El segundo tiempo tenía toda la fe de los asistentes al estadio. Rogaban por un empate y por qué no, con el triunfo, pero cada vez se veía lejos. Finalmente llegó el gol del empate, inesperado, yo no lo vi, me distraje con las reacciones que veía en los asistentes que estaban a mi lado y detrás. Cuando el arquero iba a sacar, todos ponían las manos al frente, como enviando un conjuro, hacían un ruido poco sonoro, algo así como un uhuhuhuhuhu y luego, el madrazo: ¡hijueputa!, algunos lo completaban con un ¡malparido!. Pasaron dos personajes con traje, supuse que eran del cuerpo técnico porque todos sin ponerse de acuerdo los insultaban a su paso.
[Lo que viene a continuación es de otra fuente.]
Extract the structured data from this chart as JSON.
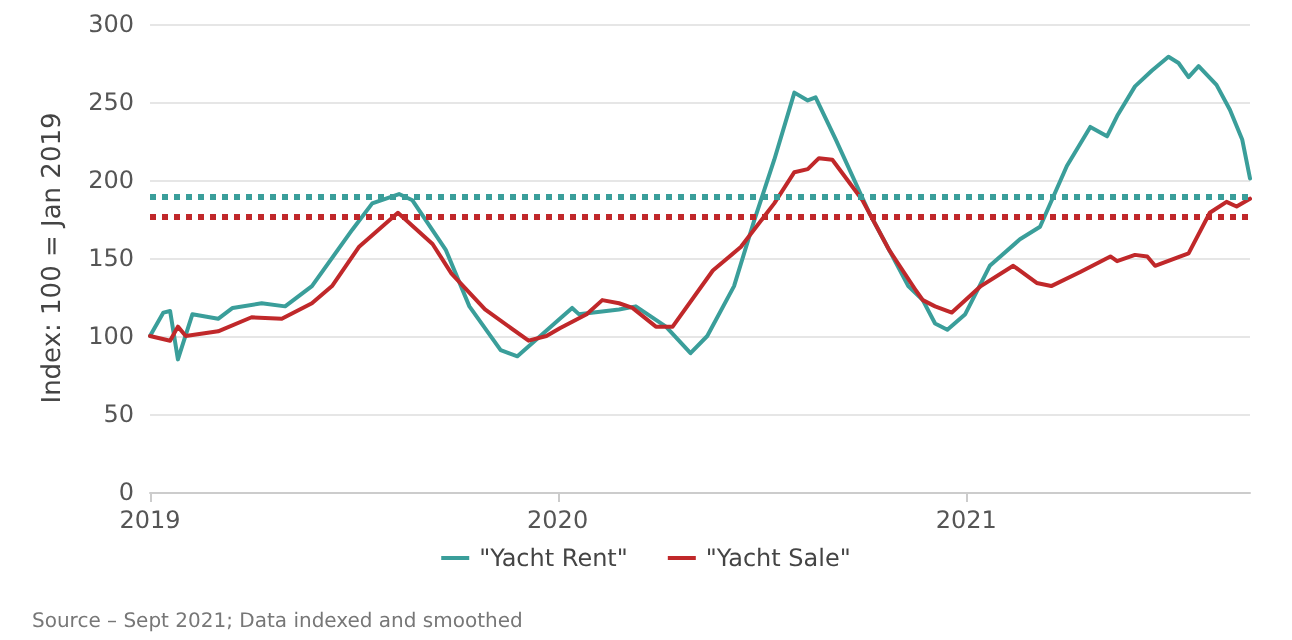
{
  "chart_data": {
    "type": "line",
    "ylabel": "Index: 100 = Jan 2019",
    "annotations": [
      "Source – Sept 2021; Data indexed and smoothed"
    ],
    "xlim": [
      "2019-01-01",
      "2021-09-12"
    ],
    "xticks": [
      {
        "value": "2019-01-01",
        "label": "2019"
      },
      {
        "value": "2020-01-01",
        "label": "2020"
      },
      {
        "value": "2021-01-01",
        "label": "2021"
      }
    ],
    "ylim": [
      0,
      300
    ],
    "yticks": [
      0,
      50,
      100,
      150,
      200,
      250,
      300
    ],
    "grid": "y",
    "legend": "bottom",
    "marker": "none",
    "line_style": "solid",
    "series": [
      {
        "name": "\"Yacht Rent\"",
        "color": "#3a9e9a",
        "x": [
          "2019-01-01",
          "2019-01-13",
          "2019-01-19",
          "2019-01-26",
          "2019-02-08",
          "2019-03-03",
          "2019-03-16",
          "2019-04-11",
          "2019-05-02",
          "2019-05-26",
          "2019-07-01",
          "2019-07-19",
          "2019-08-12",
          "2019-08-24",
          "2019-09-23",
          "2019-10-14",
          "2019-11-11",
          "2019-11-26",
          "2020-01-03",
          "2020-01-14",
          "2020-01-20",
          "2020-02-25",
          "2020-03-11",
          "2020-04-07",
          "2020-04-29",
          "2020-05-14",
          "2020-06-07",
          "2020-06-25",
          "2020-07-13",
          "2020-07-31",
          "2020-08-12",
          "2020-08-19",
          "2020-09-06",
          "2020-10-06",
          "2020-10-24",
          "2020-11-10",
          "2020-11-23",
          "2020-12-04",
          "2020-12-15",
          "2020-12-31",
          "2021-01-22",
          "2021-02-18",
          "2021-03-08",
          "2021-04-01",
          "2021-04-22",
          "2021-05-07",
          "2021-05-16",
          "2021-06-01",
          "2021-06-16",
          "2021-07-01",
          "2021-07-10",
          "2021-07-19",
          "2021-07-28",
          "2021-08-13",
          "2021-08-25",
          "2021-09-05",
          "2021-09-12"
        ],
        "values": [
          100,
          115,
          116,
          85,
          114,
          111,
          118,
          121,
          119,
          132,
          168,
          185,
          191,
          187,
          155,
          119,
          91,
          87,
          111,
          118,
          114,
          117,
          119,
          106,
          89,
          100,
          132,
          174,
          213,
          256,
          251,
          253,
          226,
          179,
          155,
          132,
          123,
          108,
          104,
          114,
          145,
          162,
          170,
          209,
          234,
          228,
          241,
          260,
          270,
          279,
          275,
          266,
          273,
          261,
          245,
          226,
          201
        ]
      },
      {
        "name": "\"Yacht Sale\"",
        "color": "#c0282a",
        "x": [
          "2019-01-01",
          "2019-01-19",
          "2019-01-26",
          "2019-02-02",
          "2019-03-03",
          "2019-04-02",
          "2019-04-29",
          "2019-05-26",
          "2019-06-13",
          "2019-07-07",
          "2019-08-11",
          "2019-09-11",
          "2019-09-28",
          "2019-10-28",
          "2019-12-06",
          "2019-12-22",
          "2020-01-03",
          "2020-01-27",
          "2020-02-10",
          "2020-02-25",
          "2020-03-08",
          "2020-03-29",
          "2020-04-13",
          "2020-05-19",
          "2020-06-13",
          "2020-07-13",
          "2020-07-31",
          "2020-08-12",
          "2020-08-22",
          "2020-09-03",
          "2020-09-30",
          "2020-10-24",
          "2020-11-17",
          "2020-11-23",
          "2020-12-04",
          "2020-12-19",
          "2021-01-14",
          "2021-02-12",
          "2021-03-05",
          "2021-03-18",
          "2021-04-13",
          "2021-05-10",
          "2021-05-16",
          "2021-06-01",
          "2021-06-12",
          "2021-06-19",
          "2021-07-19",
          "2021-08-07",
          "2021-08-22",
          "2021-08-31",
          "2021-09-12"
        ],
        "values": [
          100,
          97,
          106,
          100,
          103,
          112,
          111,
          121,
          132,
          157,
          179,
          159,
          140,
          117,
          97,
          100,
          105,
          114,
          123,
          121,
          118,
          106,
          106,
          142,
          157,
          185,
          205,
          207,
          214,
          213,
          187,
          155,
          129,
          123,
          119,
          115,
          132,
          145,
          134,
          132,
          141,
          151,
          148,
          152,
          151,
          145,
          153,
          179,
          186,
          183,
          188
        ]
      }
    ],
    "ref_lines": [
      {
        "axis": "y",
        "value": 189,
        "color": "#3a9e9a",
        "line_style": "dotted"
      },
      {
        "axis": "y",
        "value": 177,
        "color": "#c0282a",
        "line_style": "dotted"
      }
    ]
  }
}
En pocos minutos se llenó el borde de la cancha con más policías y con personas de seguridad. Hubo un momento que el partido se puso tan emocionante que incluso los de seguridad, que solo pueden mirarnos a nosotros los que estamos en las gradas, se volteaban a mirar el juego.
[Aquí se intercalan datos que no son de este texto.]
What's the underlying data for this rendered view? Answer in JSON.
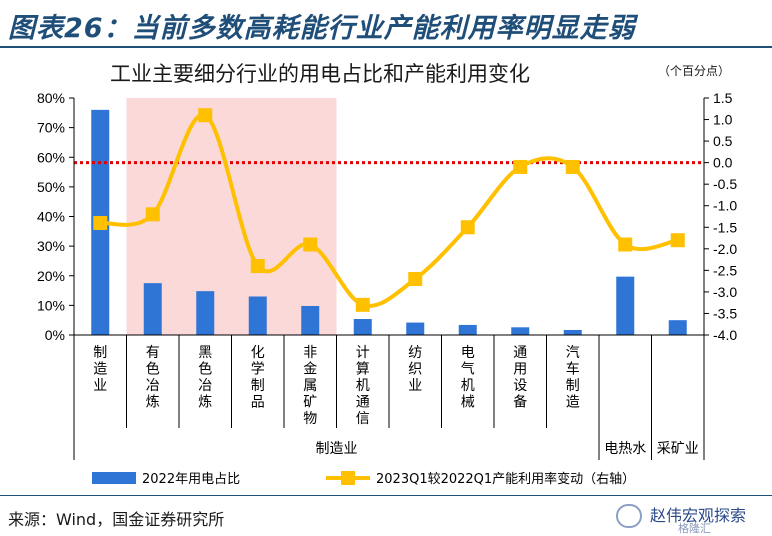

Faltaba poco para terminar y un altavoz nos habló, diciendo que era el primer llamado para avisar que las salidas estaban disponibles y que el servicio de Transmilenio estaría hasta las 11:30 p.m. (Usualmente es hasta las 11:00 p.m.) En el segundo llamado, le dije a Sebastián que nos fuéramos ya, el juez había dado seis minutos adicionales para el juego, pensé que ya nada podíamos hacer, el partido quedaría 1 -1. Pero Sebastián me miró asombrado, “mami de aquí no me voy hasta que no pite el final el juez”, así que tuve que soportar el estrés de los últimos minutos, la tribuna ansiosa, gritaba, pedía otro gol y los jugadores por su parte, no se rendían, estaban solo en la cancha del contrincante soñando con el triunfo. En el último minuto el jugador Hugo Rodallega le dio el triunfo a Santa Fe. Nadie lo podía creer, la emoción fue tan grande que muchos se abrazaban y saltaban de la alegría. Hubo música, saltos, risas, lágrimas, una felicidad que difícilmente se puede ver y expresar en público.

La pasión por el equipo y por este deporte es impresionante, solo quien va y lo observa en el estadio, puede confirmarlo.